Fusion 4.1.6

martinnick · Post by **martinnick** » Fri Jan 11, 2019 8:57 am

I've searched those logs high and low, I could only find more of the same. We don't seem to have any logs that go back to when we first started experiencing the issues. I've included more errors below directly from Fusion. The Database query didn't produce much, as you expected and I'm unsure as to what type of errors I would be looking that what cause these issues.

2019-01-10 19:48:10 Error System 0 0 insert_polled_data() caught exception: Unable to UPDATE polled_data ( [:polled_data_id] => 26299686, [:hosts_pending] => 0, [:hosts_up] => 86, [:hosts_down] => 0, [:hosts_unreachable] => 0, [:hosts_count] => 86, [:hosts_problems] => 0, [:hosts_problems_unhandled] => 0, [:hosts_disabled] => 0, [:hosts_acknowledged] => 0, [:hosts_flapping] => 0, [:hosts_downtime] => 0, [:hosts_pending_disabled] => 0, [:hosts_up_disabled] => 0, [:hosts_up_downtime] => 0, [:hosts_down_disabled] => 0, [:hosts_down_acknowledged] => 0, [:hosts_down_downtime] => 0, [:hosts_unreachable_disabled] => 0, [:hosts_unreachable_acknowledged] => 0, [:hosts_unreachable_downtime] => 0, [:services_pending] => 0, [:services_ok] => 1466, [:services_warning] => 1, [:services_critical] => 5, [:services_unknown] => 0, [:services_count] => 1472, [:services_problems] => 6, [:services_problems_unhandled] => 6, [:services_disabled] => 0, [:services_acknowledged] => 0, [:services_flapping] => 1, [:services_downtime] => 0, [:services_pending_disabled] => 0, [:services_ok_disabled] => 0, [:services_ok_downtime] => 0, [:services_warning_disabled] => 0, [:services_warning_acknowledged] => 0, [:services_warning_downtime] => 0, [:services_critical_disabled] => 0, [:services_critical_acknowledged] => 0, [:services_critical_downtime] => 0, [:services_unknown_disabled] => 0, [:services_unknown_acknowledged] => 0, [:services_unknown_downtime] => 0 )

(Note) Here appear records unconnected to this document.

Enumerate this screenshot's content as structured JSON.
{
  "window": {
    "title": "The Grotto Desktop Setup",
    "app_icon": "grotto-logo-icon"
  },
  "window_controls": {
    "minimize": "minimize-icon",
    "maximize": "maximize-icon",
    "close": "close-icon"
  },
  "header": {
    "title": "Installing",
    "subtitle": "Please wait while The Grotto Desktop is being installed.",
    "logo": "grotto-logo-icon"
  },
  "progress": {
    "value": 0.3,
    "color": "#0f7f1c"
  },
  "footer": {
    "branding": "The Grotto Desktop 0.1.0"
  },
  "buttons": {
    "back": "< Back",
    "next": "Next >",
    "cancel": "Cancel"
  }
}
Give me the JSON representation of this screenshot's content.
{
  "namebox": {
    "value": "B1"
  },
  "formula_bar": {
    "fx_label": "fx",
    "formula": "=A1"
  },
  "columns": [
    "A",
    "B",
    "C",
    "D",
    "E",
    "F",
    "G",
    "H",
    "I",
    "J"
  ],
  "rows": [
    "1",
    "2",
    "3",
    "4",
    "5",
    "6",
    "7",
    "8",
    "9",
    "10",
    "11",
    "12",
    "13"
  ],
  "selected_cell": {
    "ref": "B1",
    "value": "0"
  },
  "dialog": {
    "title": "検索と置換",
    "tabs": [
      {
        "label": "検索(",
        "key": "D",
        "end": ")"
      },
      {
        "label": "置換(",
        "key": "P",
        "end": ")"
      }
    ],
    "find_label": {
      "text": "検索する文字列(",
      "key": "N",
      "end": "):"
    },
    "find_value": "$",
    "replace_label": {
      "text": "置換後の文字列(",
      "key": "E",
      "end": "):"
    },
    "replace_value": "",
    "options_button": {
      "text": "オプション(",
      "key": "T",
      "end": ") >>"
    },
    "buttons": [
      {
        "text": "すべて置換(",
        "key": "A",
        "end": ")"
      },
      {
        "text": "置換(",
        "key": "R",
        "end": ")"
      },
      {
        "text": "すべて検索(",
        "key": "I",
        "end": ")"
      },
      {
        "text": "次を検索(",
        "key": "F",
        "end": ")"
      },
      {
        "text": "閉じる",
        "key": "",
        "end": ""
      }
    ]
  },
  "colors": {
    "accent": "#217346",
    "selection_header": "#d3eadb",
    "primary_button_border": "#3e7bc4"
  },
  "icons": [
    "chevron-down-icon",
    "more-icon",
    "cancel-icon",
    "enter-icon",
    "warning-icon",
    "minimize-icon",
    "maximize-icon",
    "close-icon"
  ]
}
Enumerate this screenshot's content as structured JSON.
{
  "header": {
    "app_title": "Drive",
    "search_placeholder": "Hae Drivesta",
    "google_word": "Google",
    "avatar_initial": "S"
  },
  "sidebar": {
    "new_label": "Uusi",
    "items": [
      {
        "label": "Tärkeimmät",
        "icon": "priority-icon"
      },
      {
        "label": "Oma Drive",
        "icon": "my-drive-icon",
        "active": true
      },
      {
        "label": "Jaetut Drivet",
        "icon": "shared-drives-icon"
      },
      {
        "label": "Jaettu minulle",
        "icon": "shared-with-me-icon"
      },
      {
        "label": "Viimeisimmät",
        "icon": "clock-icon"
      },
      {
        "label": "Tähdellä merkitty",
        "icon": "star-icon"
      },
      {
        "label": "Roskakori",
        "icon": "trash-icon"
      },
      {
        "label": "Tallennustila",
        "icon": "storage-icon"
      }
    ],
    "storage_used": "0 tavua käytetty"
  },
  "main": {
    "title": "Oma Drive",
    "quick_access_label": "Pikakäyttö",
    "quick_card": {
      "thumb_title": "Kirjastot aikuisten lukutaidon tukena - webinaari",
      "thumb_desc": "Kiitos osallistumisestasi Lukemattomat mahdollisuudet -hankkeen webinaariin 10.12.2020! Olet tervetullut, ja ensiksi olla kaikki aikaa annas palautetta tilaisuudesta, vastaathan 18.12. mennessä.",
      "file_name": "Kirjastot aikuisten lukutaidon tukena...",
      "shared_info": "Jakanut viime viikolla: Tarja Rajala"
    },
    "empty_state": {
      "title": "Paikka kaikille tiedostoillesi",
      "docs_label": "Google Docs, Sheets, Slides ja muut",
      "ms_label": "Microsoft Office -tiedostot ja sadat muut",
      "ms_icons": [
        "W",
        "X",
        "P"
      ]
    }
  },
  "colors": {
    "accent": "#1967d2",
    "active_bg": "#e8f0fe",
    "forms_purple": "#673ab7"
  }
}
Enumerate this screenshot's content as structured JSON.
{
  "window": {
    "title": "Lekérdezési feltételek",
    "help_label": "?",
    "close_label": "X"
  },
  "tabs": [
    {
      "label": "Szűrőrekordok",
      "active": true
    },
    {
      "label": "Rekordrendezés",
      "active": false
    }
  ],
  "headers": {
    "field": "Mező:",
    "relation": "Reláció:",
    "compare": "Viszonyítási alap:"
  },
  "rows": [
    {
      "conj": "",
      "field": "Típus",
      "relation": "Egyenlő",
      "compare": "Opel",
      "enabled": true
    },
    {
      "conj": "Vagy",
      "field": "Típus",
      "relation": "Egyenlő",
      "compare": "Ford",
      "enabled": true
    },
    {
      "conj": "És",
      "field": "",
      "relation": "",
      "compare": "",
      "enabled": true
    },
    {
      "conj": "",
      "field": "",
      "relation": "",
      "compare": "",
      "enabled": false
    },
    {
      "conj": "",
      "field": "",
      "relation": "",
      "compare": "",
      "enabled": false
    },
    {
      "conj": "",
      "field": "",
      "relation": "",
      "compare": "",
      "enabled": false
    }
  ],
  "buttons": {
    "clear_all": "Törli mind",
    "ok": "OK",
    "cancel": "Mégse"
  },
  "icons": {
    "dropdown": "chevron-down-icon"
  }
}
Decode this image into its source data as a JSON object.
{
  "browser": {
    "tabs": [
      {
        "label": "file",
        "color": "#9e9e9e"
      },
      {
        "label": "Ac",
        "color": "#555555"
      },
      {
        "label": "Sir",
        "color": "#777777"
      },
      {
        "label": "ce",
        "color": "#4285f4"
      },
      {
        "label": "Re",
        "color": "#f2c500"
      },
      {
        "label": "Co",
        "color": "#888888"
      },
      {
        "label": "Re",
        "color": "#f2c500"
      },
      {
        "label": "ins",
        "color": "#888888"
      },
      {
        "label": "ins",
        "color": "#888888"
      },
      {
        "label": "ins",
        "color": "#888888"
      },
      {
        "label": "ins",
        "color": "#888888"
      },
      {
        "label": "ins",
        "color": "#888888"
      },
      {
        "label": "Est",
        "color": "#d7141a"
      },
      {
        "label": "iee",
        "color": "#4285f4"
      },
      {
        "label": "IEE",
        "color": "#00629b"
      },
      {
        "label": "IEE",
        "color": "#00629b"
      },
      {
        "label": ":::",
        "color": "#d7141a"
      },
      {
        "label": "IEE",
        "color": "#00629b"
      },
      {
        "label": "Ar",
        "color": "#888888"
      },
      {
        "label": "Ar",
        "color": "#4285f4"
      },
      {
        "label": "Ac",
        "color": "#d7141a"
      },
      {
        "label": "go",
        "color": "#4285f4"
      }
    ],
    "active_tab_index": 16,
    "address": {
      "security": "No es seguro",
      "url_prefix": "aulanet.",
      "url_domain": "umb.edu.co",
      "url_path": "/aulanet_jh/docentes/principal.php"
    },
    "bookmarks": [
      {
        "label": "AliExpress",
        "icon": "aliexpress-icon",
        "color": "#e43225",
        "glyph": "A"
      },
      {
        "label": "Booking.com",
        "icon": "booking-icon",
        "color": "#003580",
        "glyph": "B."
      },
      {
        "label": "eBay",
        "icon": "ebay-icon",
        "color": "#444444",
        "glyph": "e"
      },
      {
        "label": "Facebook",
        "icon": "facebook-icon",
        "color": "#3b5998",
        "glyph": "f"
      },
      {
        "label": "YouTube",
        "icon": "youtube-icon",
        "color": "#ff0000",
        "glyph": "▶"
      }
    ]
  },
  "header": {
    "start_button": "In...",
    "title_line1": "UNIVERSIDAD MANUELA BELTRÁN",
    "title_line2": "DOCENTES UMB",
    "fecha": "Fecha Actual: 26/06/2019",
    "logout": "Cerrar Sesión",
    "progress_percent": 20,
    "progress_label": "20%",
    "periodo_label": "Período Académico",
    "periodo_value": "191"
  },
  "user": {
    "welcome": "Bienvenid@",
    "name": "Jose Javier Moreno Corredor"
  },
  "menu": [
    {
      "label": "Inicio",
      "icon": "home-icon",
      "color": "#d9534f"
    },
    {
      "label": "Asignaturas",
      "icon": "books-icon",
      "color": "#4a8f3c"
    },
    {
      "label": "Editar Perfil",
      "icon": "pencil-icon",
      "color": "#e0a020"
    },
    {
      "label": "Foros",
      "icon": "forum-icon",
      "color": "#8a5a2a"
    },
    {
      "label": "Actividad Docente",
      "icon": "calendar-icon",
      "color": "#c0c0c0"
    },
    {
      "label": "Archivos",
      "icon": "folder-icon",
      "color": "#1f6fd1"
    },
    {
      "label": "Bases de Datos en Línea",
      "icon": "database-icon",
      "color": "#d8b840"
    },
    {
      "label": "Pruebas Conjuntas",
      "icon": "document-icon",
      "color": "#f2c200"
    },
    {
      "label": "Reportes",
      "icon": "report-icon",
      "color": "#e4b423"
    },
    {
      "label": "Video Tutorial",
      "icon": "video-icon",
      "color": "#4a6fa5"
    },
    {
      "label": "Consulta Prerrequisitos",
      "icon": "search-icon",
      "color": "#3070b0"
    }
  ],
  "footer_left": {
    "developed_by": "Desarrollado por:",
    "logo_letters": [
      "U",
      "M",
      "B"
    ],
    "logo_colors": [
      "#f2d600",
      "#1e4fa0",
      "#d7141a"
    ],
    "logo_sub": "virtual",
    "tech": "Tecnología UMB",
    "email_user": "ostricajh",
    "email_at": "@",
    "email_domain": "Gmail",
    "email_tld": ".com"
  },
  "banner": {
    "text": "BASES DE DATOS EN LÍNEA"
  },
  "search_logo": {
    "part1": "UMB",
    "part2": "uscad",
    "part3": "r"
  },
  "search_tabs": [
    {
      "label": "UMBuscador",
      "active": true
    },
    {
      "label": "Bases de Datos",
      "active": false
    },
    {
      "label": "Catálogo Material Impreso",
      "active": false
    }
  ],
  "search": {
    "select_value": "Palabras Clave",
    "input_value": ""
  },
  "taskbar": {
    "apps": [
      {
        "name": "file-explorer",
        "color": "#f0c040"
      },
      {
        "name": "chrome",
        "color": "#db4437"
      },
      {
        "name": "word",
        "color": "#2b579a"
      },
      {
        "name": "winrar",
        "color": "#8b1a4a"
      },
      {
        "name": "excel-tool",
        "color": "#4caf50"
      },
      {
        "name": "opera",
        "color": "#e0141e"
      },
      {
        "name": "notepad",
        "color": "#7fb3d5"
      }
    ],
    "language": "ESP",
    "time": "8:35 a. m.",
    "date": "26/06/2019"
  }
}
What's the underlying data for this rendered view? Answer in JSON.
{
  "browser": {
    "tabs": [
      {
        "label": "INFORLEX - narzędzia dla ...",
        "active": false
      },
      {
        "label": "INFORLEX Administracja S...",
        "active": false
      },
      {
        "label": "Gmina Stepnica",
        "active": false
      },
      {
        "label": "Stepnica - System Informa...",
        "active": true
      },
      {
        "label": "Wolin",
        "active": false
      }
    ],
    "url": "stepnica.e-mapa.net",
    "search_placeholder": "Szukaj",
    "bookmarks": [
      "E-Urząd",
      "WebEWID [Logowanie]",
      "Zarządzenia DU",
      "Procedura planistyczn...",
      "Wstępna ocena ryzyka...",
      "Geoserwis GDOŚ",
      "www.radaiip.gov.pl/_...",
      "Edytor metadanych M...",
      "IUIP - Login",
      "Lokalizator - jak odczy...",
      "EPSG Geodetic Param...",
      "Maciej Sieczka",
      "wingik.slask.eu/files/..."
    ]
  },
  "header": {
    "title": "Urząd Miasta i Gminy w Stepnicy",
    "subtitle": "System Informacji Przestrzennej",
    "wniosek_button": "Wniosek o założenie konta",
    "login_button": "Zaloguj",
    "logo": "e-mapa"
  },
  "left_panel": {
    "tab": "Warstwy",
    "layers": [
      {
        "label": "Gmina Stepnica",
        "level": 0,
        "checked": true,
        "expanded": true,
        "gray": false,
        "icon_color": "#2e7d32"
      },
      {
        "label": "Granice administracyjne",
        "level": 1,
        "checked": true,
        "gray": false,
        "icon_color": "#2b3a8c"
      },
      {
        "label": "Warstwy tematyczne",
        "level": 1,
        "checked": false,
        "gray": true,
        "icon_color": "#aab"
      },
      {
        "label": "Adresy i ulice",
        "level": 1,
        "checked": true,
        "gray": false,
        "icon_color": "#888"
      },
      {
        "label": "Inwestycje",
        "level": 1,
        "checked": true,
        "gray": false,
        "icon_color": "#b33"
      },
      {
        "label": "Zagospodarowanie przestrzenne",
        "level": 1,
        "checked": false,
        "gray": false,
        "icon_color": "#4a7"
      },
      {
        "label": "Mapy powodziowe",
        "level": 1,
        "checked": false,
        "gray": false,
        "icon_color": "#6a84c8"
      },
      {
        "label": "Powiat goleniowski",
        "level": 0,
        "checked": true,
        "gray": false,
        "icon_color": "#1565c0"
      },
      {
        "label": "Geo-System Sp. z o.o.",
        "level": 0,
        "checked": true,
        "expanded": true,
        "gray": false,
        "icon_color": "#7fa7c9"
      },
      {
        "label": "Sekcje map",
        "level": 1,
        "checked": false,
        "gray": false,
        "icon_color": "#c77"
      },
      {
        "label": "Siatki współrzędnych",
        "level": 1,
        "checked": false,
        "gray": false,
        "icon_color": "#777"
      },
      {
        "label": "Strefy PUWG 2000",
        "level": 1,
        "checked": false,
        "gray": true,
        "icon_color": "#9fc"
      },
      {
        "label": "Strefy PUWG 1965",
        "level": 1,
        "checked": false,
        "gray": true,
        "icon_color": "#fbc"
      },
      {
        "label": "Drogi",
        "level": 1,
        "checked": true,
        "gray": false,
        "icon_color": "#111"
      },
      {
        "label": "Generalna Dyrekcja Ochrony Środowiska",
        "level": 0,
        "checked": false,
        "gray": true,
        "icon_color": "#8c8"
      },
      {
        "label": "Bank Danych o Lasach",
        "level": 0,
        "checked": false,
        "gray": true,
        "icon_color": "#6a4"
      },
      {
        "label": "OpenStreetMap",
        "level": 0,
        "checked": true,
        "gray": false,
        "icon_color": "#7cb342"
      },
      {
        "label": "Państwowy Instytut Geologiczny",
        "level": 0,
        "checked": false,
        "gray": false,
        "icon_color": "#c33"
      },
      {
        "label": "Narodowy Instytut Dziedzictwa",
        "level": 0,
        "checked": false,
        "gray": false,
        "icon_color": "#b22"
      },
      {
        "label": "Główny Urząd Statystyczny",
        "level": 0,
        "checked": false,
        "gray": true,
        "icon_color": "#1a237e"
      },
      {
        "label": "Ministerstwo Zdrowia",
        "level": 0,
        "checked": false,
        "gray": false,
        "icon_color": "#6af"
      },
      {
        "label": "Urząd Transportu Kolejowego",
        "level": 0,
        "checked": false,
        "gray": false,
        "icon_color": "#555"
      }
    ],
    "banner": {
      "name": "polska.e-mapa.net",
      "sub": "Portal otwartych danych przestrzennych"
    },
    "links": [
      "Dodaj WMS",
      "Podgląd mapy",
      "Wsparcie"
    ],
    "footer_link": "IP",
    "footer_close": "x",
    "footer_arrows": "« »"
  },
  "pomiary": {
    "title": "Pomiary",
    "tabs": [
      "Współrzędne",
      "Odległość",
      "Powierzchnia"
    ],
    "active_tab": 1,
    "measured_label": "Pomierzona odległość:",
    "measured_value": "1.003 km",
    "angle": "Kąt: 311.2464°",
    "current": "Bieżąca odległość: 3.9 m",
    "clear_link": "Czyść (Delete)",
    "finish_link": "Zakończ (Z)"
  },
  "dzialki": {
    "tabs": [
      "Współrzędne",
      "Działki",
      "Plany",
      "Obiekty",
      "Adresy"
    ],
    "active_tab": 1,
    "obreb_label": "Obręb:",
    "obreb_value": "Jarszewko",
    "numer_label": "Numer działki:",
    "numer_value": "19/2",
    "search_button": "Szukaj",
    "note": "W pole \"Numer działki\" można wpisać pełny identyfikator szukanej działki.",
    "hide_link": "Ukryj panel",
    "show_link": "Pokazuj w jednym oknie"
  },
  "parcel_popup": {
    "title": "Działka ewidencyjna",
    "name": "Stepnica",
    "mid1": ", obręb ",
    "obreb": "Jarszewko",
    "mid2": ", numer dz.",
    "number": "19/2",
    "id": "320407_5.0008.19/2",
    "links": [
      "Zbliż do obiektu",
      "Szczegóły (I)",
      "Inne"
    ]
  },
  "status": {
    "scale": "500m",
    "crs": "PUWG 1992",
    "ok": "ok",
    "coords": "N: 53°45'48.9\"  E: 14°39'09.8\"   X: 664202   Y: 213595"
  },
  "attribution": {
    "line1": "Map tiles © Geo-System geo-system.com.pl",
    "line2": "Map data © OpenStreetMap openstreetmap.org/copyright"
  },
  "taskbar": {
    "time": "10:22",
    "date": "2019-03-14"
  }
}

2019-01-10 15:42:33 Error System 0 0 insert_polled_data() caught exception: Unable to UPDATE polled_data ( [:polled_data_id] => 26272294, [:services_pending] => 0, [:services_ok] => 41, [:services_warning] => 0, [:services_critical] => 0, [:services_unknown] => 0, [:services_count] => 41, [:services_problems] => 0, [:services_problems_unhandled] => 0, [:services_disabled] => 0, [:services_acknowledged] => 0, [:services_flapping] => 0, [:services_downtime] => 0, [:services_pending_disabled] => 0, [:services_ok_disabled] => 0, [:services_ok_downtime] => 0, [:services_warning_disabled] => 0, [:services_warning_acknowledged] => 0, [:services_warning_downtime] => 0, [:services_critical_disabled] => 0, [:services_critical_acknowledged] => 0, [:services_critical_downtime] => 0, [:services_unknown_disabled] => 0, [:services_unknown_acknowledged] => 0, [:services_unknown_downtime] => 0 )
2019-01-10 15:42:33 Error System 0 0 insert_polled_data() db error: ( [0] => ( [7] => exec(): SQLSTATE[40001]: Serialization failure: 1213 Deadlock found when trying to get lock; try restarting transaction ), [1] => ( [8] => exec_query(DELETE FROM polled_extras WHERE polled_data_id NOT IN (SELECT polled_data_id FROM polled_data), ''): Failed to execute 'DELETE FROM polled_extras WHERE polled_data_id NOT IN (SELECT polled_data_id FROM polled_data)' ) )

Post by **tgriep** » Fri Jan 11, 2019 2:53 pm

Those errors don't help much in trouble shooting the issue.

What you could try is to truncate all of the polled data from the table so the server will start over with fresh data.
Truncating polled tables in MYSQL, run this as root.

Code: Select all

cd /usr/local/nagiosfusion/scripts
./truncate_polled.php

This will remove all of the temporary data that is used in the Fusion interface so you will have to wait until the next time a poll happens for a server to get updated data.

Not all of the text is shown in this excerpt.